The article gives background of brand communities as part of business strategy. Its primary components include:
- Consciousness of Kind – connecting individuals to a brand, often in comparison to competing products.
- Ritual and Tradition – the transmission of community meaning, relating with history of the brand.
- Sense of Moral Responsibility – Commitment which hels integrate and retain members, ensuring the community’s longevity.
These sound practices are taken exponentially larger via technology and online community. The Internet is known for helping connect people; virtual communities take it farther by creating dedication to a product. The case studies of Guiness, Apple, Manchester United, Amazon and I-Village confirm the rationale of investing in virtual communities. Some of the benefits of these communities include…

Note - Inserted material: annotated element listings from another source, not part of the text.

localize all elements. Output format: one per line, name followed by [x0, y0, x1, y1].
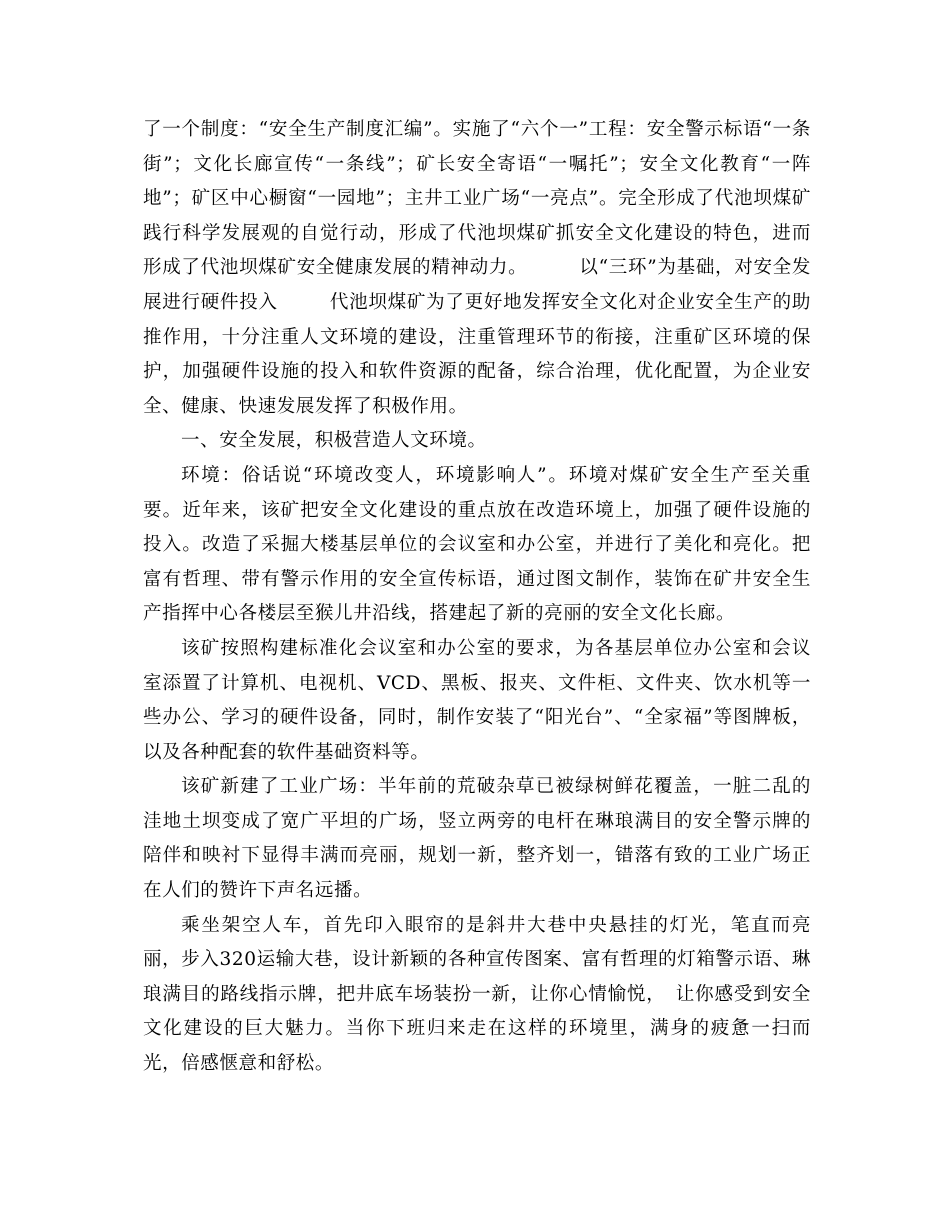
- section-heading-humanistic-environment: [143, 424, 811, 459]
- paragraph-text-a: 乘坐架空人车，首先印入眼帘的是斜井大巷中央悬挂的灯光，笔直而亮丽，步入320运输大巷，设计新颖的各种宣传图案、富有哲理的灯箱警示语、琳琅满目的路线指示牌，把井底车场装扮一新，让你心情愉悦，: [143, 914, 811, 1005]
- paragraph-environment: [143, 459, 811, 632]
- paragraph-text: 该矿新建了工业广场：半年前的荒破杂草已被绿树鲜花覆盖，一脏二乱的洼地土坝变成了宽广平坦的广场，竖立两旁的电杆在琳琅满目的安全警示牌的陪伴和映衬下显得丰满而亮丽，规划一新，整齐划一，错落有致的工业广场正在人们的赞许下声名远播。: [143, 776, 811, 902]
- paragraph-1-text-a: 了一个制度：“安全生产制度汇编”。实施了“六个一”工程：安全警示标语“一条街”；文化长廊宣传“一条线”；矿长安全寄语“一嘱托”；安全文化教育“一阵地”；矿区中心橱窗“一园地”；主井工业广场“一亮点”。完全形成了代池坝煤矿践行科学发展观的自觉行动，形成了代池坝煤矿抓安全文化建设的特色，进而形成了代池坝煤矿安全健康发展的精神动力。: [143, 119, 811, 279]
- paragraph-office-equipment: [143, 632, 811, 770]
- document-body: [143, 113, 811, 1082]
- paragraph-text-b: 让你感受到安全文化建设的巨大魅力。当你下班归来走在这样的环境里，满身的疲惫一扫而光，倍感惬意和舒松。: [143, 983, 811, 1075]
- heading-text: 一、安全发展，积极营造人文环境。: [181, 430, 487, 452]
- paragraph-underground-roadway: [143, 909, 811, 1082]
- paragraph-text: 该矿按照构建标准化会议室和办公室的要求，为各基层单位办公室和会议室添置了计算机、电视机、VCD、黑板、报夹、文件柜、文件夹、饮水机等一些办公、学习的硬件设备，同时，制作安装了“阳光台”、“全家福”等图牌板，以及各种配套的软件基础资料等。: [143, 637, 811, 763]
- paragraph-text: 环境：俗话说“环境改变人，环境影响人”。环境对煤矿安全生产至关重要。近年来，该矿把安全文化建设的重点放在改造环境上，加强了硬件设施的投入。改造了采掘大楼基层单位的会议室和办公室，并进行了美化和亮化。把富有哲理、带有警示作用的安全宣传标语，通过图文制作，装饰在矿井安全生产指挥中心各楼层至猴儿井沿线，搭建起了新的亮丽的安全文化长廊。: [143, 464, 811, 625]
- section-heading-three-rings: 以“三环”为基础，对安全发展进行硬件投入: [143, 257, 811, 313]
- paragraph-1-text-b: 代池坝煤矿为了更好地发挥安全文化对企业安全生产的助推作用，十分注重人文环境的建设，注重管理环节的衔接，注重矿区环境的保护，加强硬件设施的投入和软件资源的配备，综合治理，优化配置，为企业安全、健康、快速发展发挥了积极作用。: [143, 291, 811, 417]
- paragraph-1: [143, 113, 811, 424]
- paragraph-industrial-square: [143, 770, 811, 908]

- Enhanced relationships and trust
- Sharing of information
- Ease of sale and distribution of products
- Ad revenue
Adamic, L. A. and Glance, N. 2005. The political blogosphere and the 2004 U.S. election: divided they blog. In Proceedings of the 3rd international Workshop on Link Discovery (Chicago, Illinois, August 21 – 25, 2005). LinkKDD ‘05. ACM, New York, NY, 36-43. ISBN:1-59593-215-1.
Adamic and Glance examine the effect that political blogs had on the 2004 US presidential election. The study analyzes some trends of liberal and conservative blogs during the two months prior to the election, mostly focused on the use of linking by the blogs, which demonstrates how the left and right communities attempts to further their agenda. In 2004, 63 million people turned to the internet to get political information, and nine percent of those read political blogs frequently. This paper looked at the linking patterns of the liberal and conservative blogs, including to other blogs, news sources, news stories and newsmaker names.

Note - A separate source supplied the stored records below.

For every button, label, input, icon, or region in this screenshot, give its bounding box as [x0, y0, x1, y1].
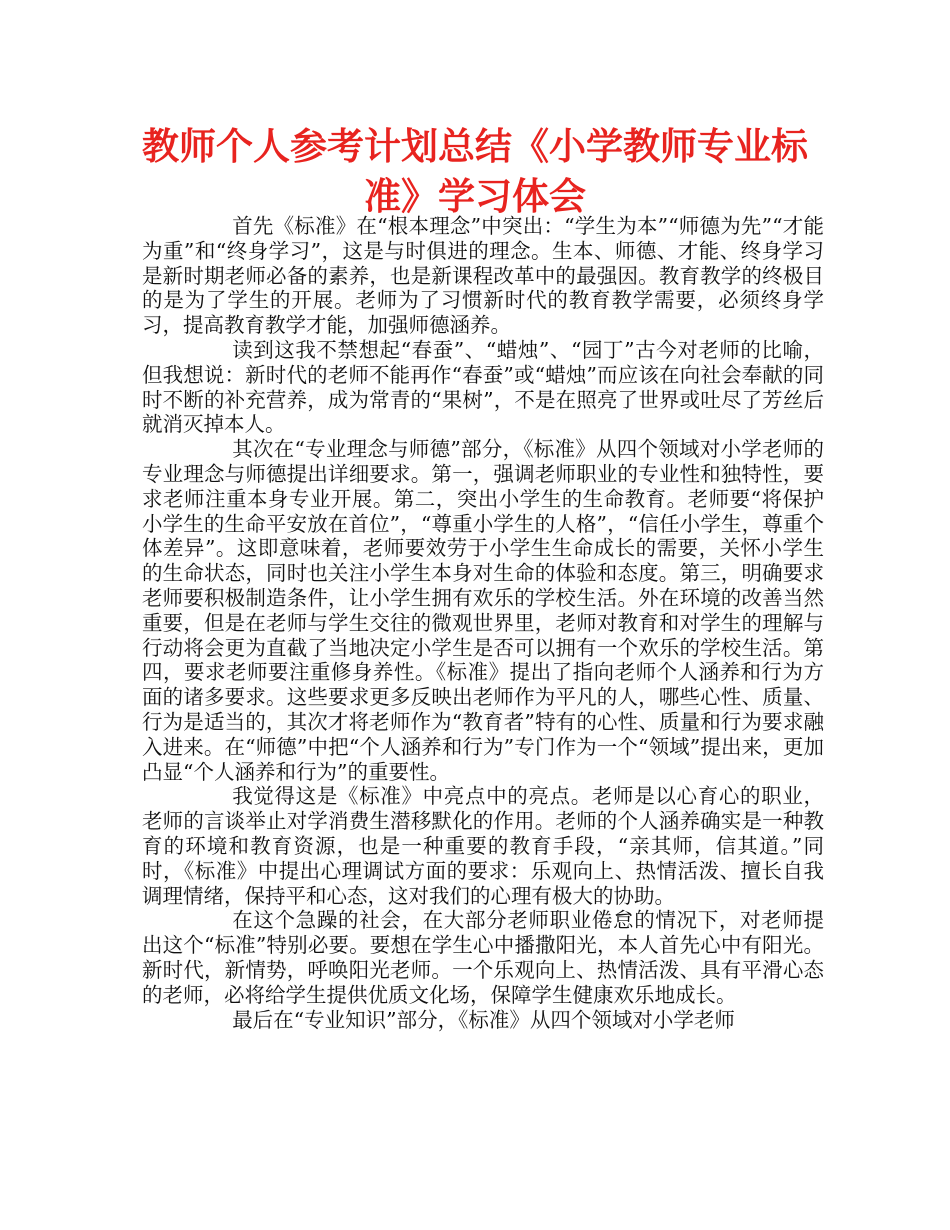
document-body	[142, 214, 824, 1032]
paragraph-basic-concepts: 首先《标准》在“根本理念”中突出：“学生为本”“师德为先”“才能为重”和“终身学习”，这是与时俱进的理念。生本、师德、才能、终身学习是新时期老师必备的素养，也是新课程改革中的最强因。教育教学的终极目的是为了学生的开展。老师为了习惯新时代的教育教学需要，必须终身学习，提高教育教学才能，加强师德涵养。	[142, 214, 824, 338]
document-title: 教师个人参考计划总结《小学教师专业标准》学习体会	[142, 125, 808, 218]
paragraph-professional-ethics: 其次在“专业理念与师德”部分，《标准》从四个领域对小学老师的专业理念与师德提出详细要求。第一，强调老师职业的专业性和独特性，要求老师注重本身专业开展。第二，突出小学生的生命教育。老师要“将保护小学生的生命平安放在首位”，“尊重小学生的人格”，“信任小学生，尊重个体差异”。这即意味着，老师要效劳于小学生生命成长的需要，关怀小学生的生命状态，同时也关注小学生本身对生命的体验和态度。第三，明确要求老师要积极制造条件，让小学生拥有欢乐的学校生活。外在环境的改善当然重要，但是在老师与学生交往的微观世界里，老师对教育和对学生的理解与行动将会更为直截了当地决定小学生是否可以拥有一个欢乐的学校生活。第四，要求老师要注重修身养性。《标准》提出了指向老师个人涵养和行为方面的诸多要求。这些要求更多反映出老师作为平凡的人，哪些心性、质量、行为是适当的，其次才将老师作为“教育者”特有的心性、质量和行为要求融入进来。在“师德”中把“个人涵养和行为”专门作为一个“领域”提出来，更加凸显“个人涵养和行为”的重要性。	[142, 437, 824, 784]
paragraph-highlight: 我觉得这是《标准》中亮点中的亮点。老师是以心育心的职业，老师的言谈举止对学消费生潜移默化的作用。老师的个人涵养确实是一种教育的环境和教育资源，也是一种重要的教育手段，“亲其师，信其道。”同时，《标准》中提出心理调试方面的要求：乐观向上、热情活泼、擅长自我调理情绪，保持平和心态，这对我们的心理有极大的协助。	[142, 784, 824, 908]
paragraph-teacher-metaphors: 读到这我不禁想起“春蚕”、“蜡烛”、“园丁”古今对老师的比喻，但我想说：新时代的老师不能再作“春蚕”或“蜡烛”而应该在向社会奉献的同时不断的补充营养，成为常青的“果树”，不是在照亮了世界或吐尽了芳丝后就消灭掉本人。	[142, 337, 824, 437]
paragraph-sunshine-teacher: 在这个急躁的社会，在大部分老师职业倦怠的情况下，对老师提出这个“标准”特别必要。要想在学生心中播撒阳光，本人首先心中有阳光。新时代，新情势，呼唤阳光老师。一个乐观向上、热情活泼、具有平滑心态的老师，必将给学生提供优质文化场，保障学生健康欢乐地成长。	[142, 908, 824, 1007]
paragraph-professional-knowledge: 最后在“专业知识”部分，《标准》从四个领域对小学老师	[232, 1007, 735, 1032]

The political blogosphere is a community, with common interests, objectives and characteristics. The Daily Kos blog epitomizes community, including a consciousness of progressive policies, comparisons to the competition (conservatives), and trust in those who engage as writers and contributors. Political blog communities are entirely similar to brand/virtual communities, using technology to further engage and activate its members.

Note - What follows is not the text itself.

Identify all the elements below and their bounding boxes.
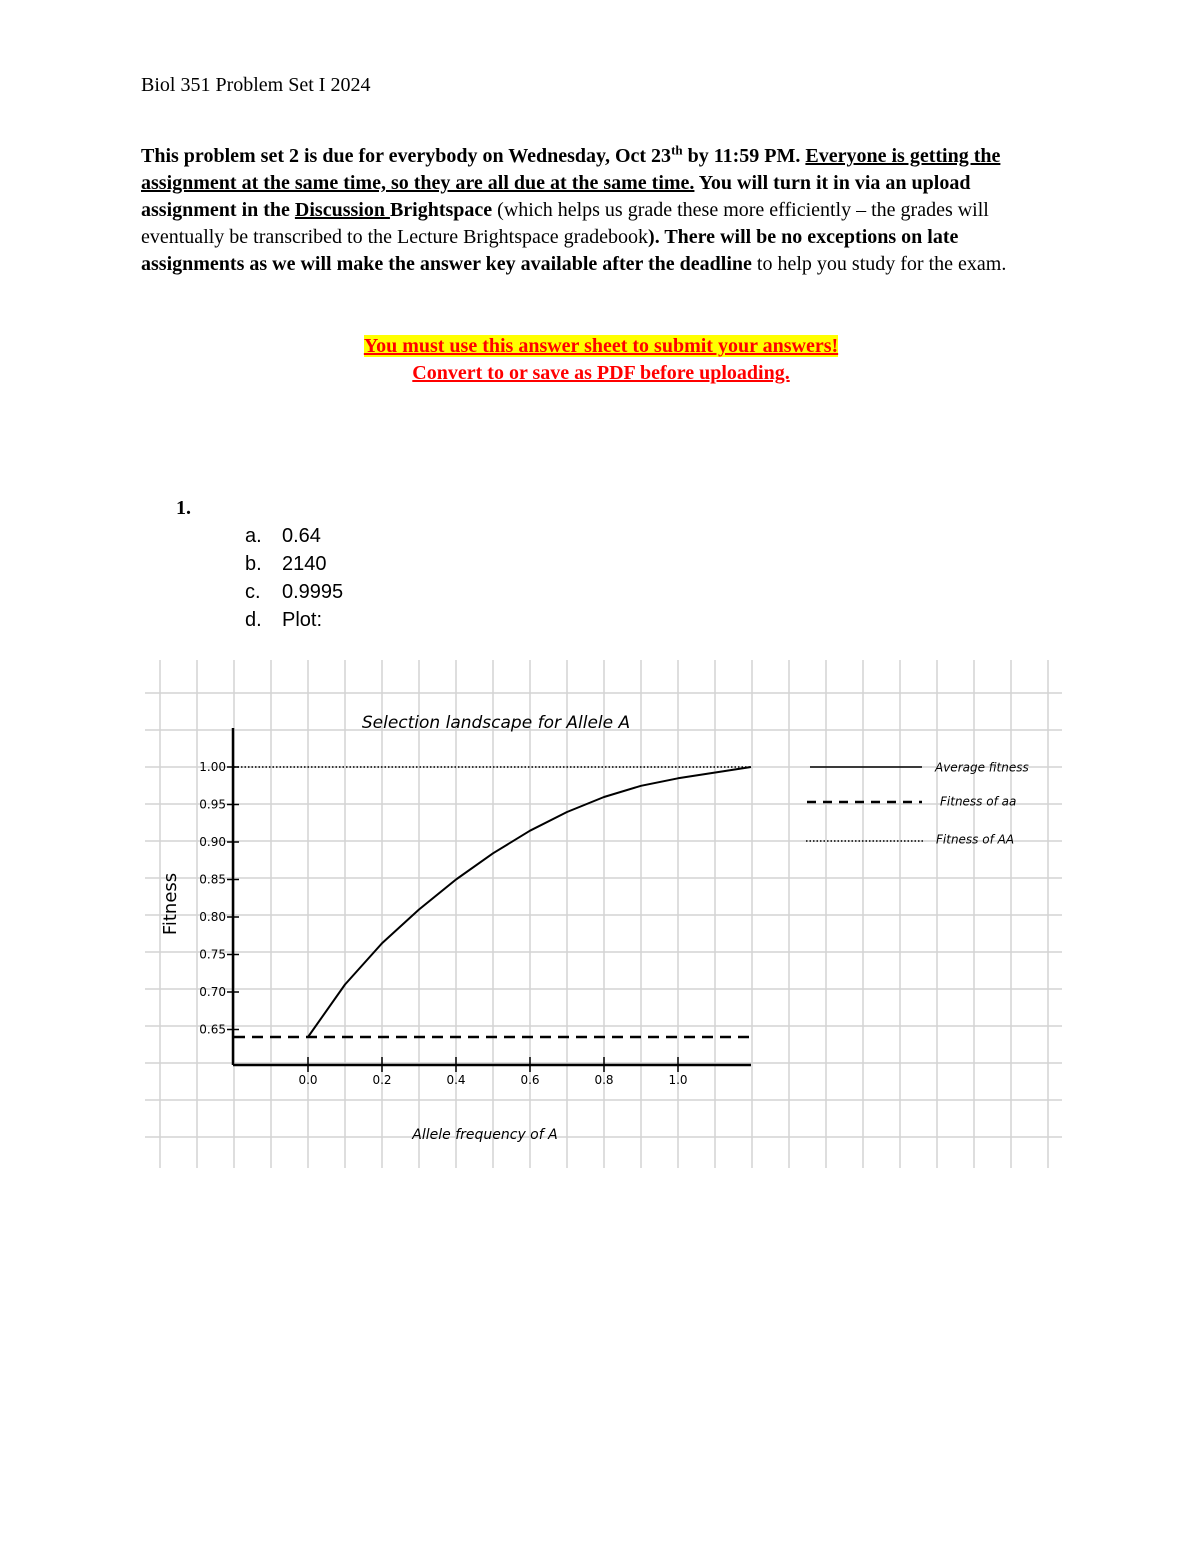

The results of the study take this biased community-think a bit further. There’s a lack of overlap in the patterns of linking by liberal and conservative blogs – both sides link to those blogs that support their views. It would appear that these groups are only choosing to be exposed to information that agrees with already established viewpoints. While the study shows that conservative sites cross-cite more than liberal blogs, it still tends to be to sites that reinforce their point.
The study continues to support the themes of self-interest within the blog communities. For news, conservatives linked to republican stalwarts like the NY Post, Washington Times and the Wall Street Journal editorial page. Liberals linked regularly to the LA Times, New Republic, and Wall Street Journal’s news pages.
So how did the blog communities affect the 2004 election? It appears the conservative blogs probably had the bigger impact. Howard Dean’s nascent bid was energized by the lefty blogs and their admiration of a campaign that transcended hierarchy and gave power to the people; word of mouth and fundraising via the internet made him the frontrunner before the eventual implosion. On the other side, were the two issues the righties hit upon which likely gave Bush the slight edge… the attacks on Kerry’s military service and the controversy surrounding Dan Rather’s report on GW Bush’s lack of thereof. Those two non-stories overshadowed the larger issues of the campaign.
UPDATE
Reflections on presentation…
It went really well. My main challenge was smoothly articulating similarities between the article about brand/virtual communities to my article about the political blogosphere. However, when I explained it, it seemed to make sense to those visiting my station. The conversations and questions were good. Overall, this was a worthwhile project.